Microsoft Teams experienced an outage on Friday that blocked access for some and led to what Microsoft calls “multiple issues” for many users.
The issue began around 11 a.m. EST and grew rapidly in scope, according to outage tracker DownDetector. Users complained of an inability to access the service, delays in sending and receiving messages, and issues displaying graphics.
Microsoft said in messages on X, the social network formerly known as Twitter, that it identified “a networking issue impacting a portion of the Teams service” and had moved some services to backup systems. At roughly 1:30 p.m. EST, the company reported that the backup transition was complete for Europe, Africa and the Middle East and that its tracking systems were showing improvements.
The company said backup switchovers for North and South America were ongoing. Outage reports on DownDetector fell to almost half their peak level as of 3 p.m. EST but subsequently leveled off, indicating continued issues.
Teams is a messaging and videoconferencing app with over 320 million monthly average users as of September 2023.
X users based in the U.S. continued to complain about Teams service issues, with several sarcastically thanking Microsoft for fixing the problem quickly in regions where the workday is already over. In a subsequent tweet, Microsoft acknowledged that its backup switchover “did not provide immediate relief to all end users in North and South America regions” but said its other attempts at mitigation aimed to “reduce customer impact as quickly as possible.”
Microsoft's public tweets on the subject have pointed to additional detail available in a document posted in an administrative dashboard for Microsoft 365 software.

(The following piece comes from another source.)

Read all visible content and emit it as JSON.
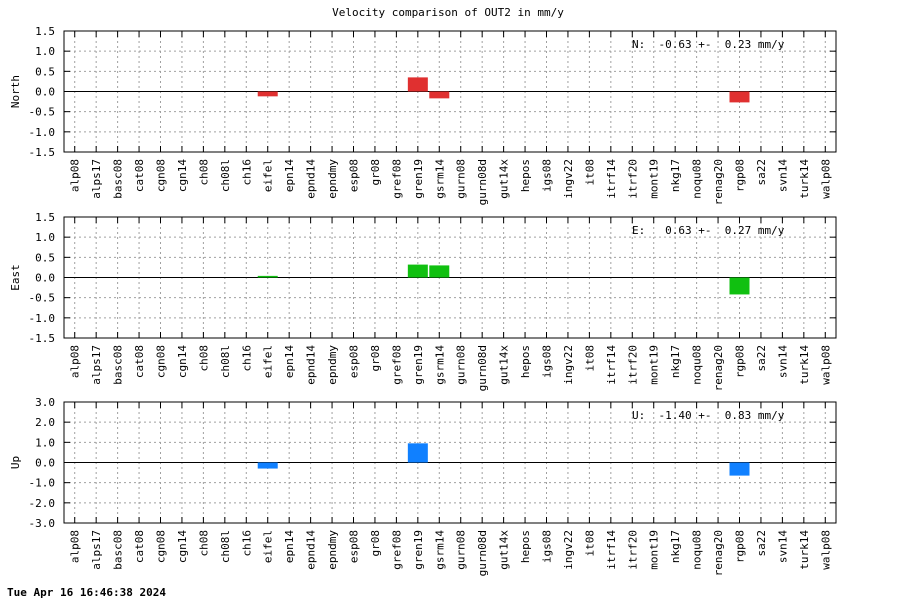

When asked about that document, a Microsoft spokesperson at the public relations firm WE Communications said the company's X posts were the only information it would share on the subject.
But Microsoft offered a somewhat bleaker outlook to its customers in that document, which was obtained by The Associated Press. The document detailed roughly a dozen different issues caused by the outage, including inability to log into the service, missing or delayed messages, and inability to access or view images, video, audio recordings and other media. In an update at 4:26 p.m. EST, the company said its efforts to route around problems had led to issues with backend parts of its system that effectively “throttled” data traffic.
At 5:02 p.m. EST, Microsoft also acknowledged that “many customers remain impacted by this issue” but said the company is seeing “a reduction in errors and an increase in (service) availability.” The company has also said was working to address specific failures of Teams functions in parallel with its broader network efforts.
According to DownDetector, reported issues with Teams continued to decline and were close to normal levels as of 7:45 p.m. EST.